Примерно через полчаса после визита Алекса, не приходя в сознание, не привлекая внимания, просто в какой-то момент сменил полумёртвое состояние на мёртвое. Наверное, если бы мог, он бы отвернулся к стене, чтобы совсем никого не беспокоить, но поскольку контролировать тело было не в его силах, он так и остался неподвижно лежать на спине - мальчишка с обиженным изгибом губ и волосами, ставшими из золотистых серыми.

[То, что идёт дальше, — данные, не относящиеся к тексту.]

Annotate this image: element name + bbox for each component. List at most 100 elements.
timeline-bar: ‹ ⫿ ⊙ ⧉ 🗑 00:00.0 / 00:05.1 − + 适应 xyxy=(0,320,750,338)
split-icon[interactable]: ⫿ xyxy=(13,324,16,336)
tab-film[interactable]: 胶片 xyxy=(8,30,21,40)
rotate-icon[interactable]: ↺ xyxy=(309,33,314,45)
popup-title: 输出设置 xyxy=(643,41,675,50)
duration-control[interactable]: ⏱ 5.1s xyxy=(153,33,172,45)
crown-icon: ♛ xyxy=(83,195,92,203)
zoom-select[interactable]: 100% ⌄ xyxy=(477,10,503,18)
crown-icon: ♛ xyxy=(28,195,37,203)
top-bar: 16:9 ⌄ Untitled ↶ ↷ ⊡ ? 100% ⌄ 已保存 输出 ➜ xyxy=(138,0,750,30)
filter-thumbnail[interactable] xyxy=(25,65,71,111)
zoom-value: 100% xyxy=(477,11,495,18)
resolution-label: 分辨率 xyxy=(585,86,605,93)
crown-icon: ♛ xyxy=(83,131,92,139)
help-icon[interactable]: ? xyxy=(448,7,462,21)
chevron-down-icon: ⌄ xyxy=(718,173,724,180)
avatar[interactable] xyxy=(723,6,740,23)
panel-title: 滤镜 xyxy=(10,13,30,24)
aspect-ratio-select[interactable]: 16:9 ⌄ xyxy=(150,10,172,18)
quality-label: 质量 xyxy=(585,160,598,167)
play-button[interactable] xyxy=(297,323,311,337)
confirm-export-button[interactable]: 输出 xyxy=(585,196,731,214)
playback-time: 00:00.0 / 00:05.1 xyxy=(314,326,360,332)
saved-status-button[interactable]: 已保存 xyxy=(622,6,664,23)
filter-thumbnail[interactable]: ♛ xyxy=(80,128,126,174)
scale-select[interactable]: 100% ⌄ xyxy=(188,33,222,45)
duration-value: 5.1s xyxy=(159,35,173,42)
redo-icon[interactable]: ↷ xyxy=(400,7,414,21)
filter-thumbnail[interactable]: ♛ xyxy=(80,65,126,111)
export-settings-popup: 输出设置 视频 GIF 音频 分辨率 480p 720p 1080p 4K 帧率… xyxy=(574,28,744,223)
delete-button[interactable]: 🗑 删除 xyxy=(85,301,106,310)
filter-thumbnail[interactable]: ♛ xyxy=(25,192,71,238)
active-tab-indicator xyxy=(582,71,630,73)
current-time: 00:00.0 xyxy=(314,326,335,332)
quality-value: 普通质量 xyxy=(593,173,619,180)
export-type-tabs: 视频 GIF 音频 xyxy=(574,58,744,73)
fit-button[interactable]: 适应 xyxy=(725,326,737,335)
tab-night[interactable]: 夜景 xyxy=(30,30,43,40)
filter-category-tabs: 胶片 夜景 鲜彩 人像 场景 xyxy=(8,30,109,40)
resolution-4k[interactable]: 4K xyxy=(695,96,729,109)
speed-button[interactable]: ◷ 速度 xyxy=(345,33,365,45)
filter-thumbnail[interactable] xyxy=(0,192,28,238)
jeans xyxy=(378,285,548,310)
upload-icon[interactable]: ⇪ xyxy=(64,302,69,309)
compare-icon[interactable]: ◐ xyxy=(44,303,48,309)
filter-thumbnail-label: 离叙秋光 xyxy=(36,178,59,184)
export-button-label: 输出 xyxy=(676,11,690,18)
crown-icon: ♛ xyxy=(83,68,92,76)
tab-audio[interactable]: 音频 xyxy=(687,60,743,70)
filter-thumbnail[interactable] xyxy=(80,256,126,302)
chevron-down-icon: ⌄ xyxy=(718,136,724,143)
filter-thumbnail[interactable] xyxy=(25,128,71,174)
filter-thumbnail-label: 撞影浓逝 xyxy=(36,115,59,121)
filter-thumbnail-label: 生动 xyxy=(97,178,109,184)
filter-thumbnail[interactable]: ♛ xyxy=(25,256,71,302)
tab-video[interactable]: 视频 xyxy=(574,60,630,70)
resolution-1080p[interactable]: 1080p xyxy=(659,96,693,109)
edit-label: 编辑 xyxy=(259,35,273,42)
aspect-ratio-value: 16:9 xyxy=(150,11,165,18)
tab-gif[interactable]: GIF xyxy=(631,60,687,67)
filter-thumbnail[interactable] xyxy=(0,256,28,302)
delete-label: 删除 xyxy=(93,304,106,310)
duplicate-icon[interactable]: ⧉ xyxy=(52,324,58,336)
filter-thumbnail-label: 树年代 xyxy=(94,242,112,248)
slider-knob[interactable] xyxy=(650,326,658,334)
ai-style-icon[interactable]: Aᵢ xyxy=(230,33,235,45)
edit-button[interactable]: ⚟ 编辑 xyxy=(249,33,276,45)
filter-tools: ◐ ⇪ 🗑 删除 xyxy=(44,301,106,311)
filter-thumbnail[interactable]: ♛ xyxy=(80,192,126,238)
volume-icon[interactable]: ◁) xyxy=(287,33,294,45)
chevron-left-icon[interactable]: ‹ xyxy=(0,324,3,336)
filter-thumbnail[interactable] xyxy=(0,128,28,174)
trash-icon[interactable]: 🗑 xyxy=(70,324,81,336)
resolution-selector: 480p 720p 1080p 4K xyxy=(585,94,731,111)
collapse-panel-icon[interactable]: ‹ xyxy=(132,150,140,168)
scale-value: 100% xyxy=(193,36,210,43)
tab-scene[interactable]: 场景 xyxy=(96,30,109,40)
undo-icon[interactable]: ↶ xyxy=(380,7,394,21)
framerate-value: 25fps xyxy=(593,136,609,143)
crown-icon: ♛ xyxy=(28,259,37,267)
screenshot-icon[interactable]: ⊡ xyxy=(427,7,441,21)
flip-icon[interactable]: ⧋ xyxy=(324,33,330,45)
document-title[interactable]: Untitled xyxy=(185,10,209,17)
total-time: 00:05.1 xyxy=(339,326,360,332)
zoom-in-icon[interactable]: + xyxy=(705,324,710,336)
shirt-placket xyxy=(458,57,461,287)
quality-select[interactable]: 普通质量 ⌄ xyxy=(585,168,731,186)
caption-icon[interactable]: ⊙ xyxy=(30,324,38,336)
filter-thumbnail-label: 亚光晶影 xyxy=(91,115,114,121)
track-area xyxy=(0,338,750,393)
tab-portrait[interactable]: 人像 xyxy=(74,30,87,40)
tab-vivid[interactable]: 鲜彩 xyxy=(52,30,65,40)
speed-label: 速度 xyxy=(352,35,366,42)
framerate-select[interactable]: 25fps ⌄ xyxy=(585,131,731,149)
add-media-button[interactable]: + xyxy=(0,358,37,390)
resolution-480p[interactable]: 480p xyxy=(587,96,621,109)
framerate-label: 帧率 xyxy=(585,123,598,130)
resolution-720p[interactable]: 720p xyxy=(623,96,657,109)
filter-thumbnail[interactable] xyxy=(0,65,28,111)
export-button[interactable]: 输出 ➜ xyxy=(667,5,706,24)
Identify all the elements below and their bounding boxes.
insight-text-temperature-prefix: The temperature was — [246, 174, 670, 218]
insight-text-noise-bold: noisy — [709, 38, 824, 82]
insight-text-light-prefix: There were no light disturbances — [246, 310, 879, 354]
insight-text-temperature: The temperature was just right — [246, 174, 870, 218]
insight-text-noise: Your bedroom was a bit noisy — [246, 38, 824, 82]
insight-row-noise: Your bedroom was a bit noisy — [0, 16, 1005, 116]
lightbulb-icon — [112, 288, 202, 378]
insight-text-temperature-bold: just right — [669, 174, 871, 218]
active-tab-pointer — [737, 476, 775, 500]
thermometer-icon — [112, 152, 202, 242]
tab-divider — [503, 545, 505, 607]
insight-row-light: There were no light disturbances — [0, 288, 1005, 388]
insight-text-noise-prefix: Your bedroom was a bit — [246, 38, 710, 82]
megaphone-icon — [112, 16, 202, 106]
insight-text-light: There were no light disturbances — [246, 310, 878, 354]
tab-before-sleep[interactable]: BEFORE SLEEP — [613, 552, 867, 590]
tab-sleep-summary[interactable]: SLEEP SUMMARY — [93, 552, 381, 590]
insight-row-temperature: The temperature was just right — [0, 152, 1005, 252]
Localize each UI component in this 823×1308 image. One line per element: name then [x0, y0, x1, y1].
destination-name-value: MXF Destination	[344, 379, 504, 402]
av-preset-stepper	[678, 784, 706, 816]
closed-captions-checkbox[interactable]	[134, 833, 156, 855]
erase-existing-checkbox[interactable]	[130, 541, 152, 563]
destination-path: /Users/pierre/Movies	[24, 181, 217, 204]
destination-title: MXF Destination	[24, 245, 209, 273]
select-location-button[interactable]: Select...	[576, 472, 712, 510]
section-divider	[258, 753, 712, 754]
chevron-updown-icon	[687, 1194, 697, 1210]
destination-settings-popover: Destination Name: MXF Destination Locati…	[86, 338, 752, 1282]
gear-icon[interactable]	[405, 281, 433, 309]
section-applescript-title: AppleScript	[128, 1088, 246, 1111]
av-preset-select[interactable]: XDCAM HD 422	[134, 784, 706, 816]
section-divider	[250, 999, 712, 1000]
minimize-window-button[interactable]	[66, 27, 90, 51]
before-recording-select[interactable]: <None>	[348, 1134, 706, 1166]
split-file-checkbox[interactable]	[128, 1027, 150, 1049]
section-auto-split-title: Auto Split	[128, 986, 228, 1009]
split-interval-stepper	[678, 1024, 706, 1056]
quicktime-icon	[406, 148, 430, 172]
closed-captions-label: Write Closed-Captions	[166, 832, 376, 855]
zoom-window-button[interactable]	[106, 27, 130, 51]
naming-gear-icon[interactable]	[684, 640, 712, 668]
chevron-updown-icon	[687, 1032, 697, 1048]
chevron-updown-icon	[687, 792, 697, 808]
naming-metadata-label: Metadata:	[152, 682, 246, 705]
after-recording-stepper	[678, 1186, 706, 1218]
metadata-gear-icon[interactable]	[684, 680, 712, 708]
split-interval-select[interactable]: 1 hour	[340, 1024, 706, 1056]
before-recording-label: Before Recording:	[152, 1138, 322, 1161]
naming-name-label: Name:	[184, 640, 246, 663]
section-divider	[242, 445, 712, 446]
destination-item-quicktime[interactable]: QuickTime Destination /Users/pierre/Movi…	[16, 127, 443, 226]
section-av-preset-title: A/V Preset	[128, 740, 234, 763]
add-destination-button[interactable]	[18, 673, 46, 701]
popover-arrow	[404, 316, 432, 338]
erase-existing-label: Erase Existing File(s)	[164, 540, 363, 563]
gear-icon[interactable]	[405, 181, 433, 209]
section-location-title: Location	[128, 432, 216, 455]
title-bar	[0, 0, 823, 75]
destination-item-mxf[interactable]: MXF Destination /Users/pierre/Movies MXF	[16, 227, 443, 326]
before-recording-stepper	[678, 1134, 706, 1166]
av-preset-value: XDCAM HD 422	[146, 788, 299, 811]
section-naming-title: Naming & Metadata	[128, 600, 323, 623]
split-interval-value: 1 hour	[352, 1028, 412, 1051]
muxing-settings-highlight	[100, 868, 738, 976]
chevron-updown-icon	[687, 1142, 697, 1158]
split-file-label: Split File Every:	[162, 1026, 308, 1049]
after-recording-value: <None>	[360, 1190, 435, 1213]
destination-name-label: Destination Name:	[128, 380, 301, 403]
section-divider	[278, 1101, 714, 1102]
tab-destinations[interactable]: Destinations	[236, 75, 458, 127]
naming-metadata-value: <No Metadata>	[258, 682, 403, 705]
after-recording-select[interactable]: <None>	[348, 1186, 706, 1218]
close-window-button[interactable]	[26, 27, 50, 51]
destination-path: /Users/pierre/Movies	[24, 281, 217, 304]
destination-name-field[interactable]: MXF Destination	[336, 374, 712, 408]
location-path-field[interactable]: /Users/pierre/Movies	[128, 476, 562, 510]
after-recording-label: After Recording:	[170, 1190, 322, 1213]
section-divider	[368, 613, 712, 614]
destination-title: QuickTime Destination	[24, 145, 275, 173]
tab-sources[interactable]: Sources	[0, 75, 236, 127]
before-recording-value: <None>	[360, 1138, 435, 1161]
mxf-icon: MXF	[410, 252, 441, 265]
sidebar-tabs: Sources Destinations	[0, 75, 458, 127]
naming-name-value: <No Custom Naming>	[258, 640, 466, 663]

Он таким оставался для Бэндит ещё где-то пару десятков секунд после того, как его сердце перестало биться, и колкий писк аппарата обратился в сплошной протяжный скулёж. В ставшем привычным больничном однообразии этот новый звук не сразу привлёк внимание, а когда всё-таки достиг слуха, Бэндит не смогла действовать быстро. Ещё несколько секунд ушло на то, чтобы отложить в сторону комикс, оглядеться в задумчивости, слабо спросить:
- Кенни, ты чего?
Прекрасно понимая, что он ей не ответит, всё же не могла не обратиться к нему. Не могла не узнать из первоисточника, действительно он собрался умереть прямо сейчас или ей просто мерещится этот символ остановки сердца.
Кенни имел право хранить молчание. Лишь экран слева от него демонстрировал длинную линию вместо прежних неровных волн.
Смерть была очевидной. Бэндит уже приняла её в самом дальнем углу сознания, но закричала. Потому что должна была закричать. Выскочила в коридор, голос отдавал в визг.
Он умирал. Вернее, умер уже довольно давно. Перестал дышать, потерял всю кровь, отказался возвращаться в сознание. Что от него осталось?
Только сердце, под влиянием множества стимуляторов продолжавшее биться. Биться, даря торчку Мэтту, нытику Тони и тупой потаскухе ей надежду на невозможное. Сердце было нитью, телефонным проводом, позволявшим каждый вечер шутить идиотские шутки, будто ничего не случилось, будто Кенни всё слышит и вот-вот ответит на очередную подколку в адрес его безнадёжно заинтубированного тела, будто он разозлится или обрадуется.
Смерть была очевидной. Но не окончательной. Бэндит успела вычитать, что через 5-6 минут после остановки сердца ещё можно вернуть человека к жизни. Только вот почему реанимировать можно до получаса, она так и не поняла.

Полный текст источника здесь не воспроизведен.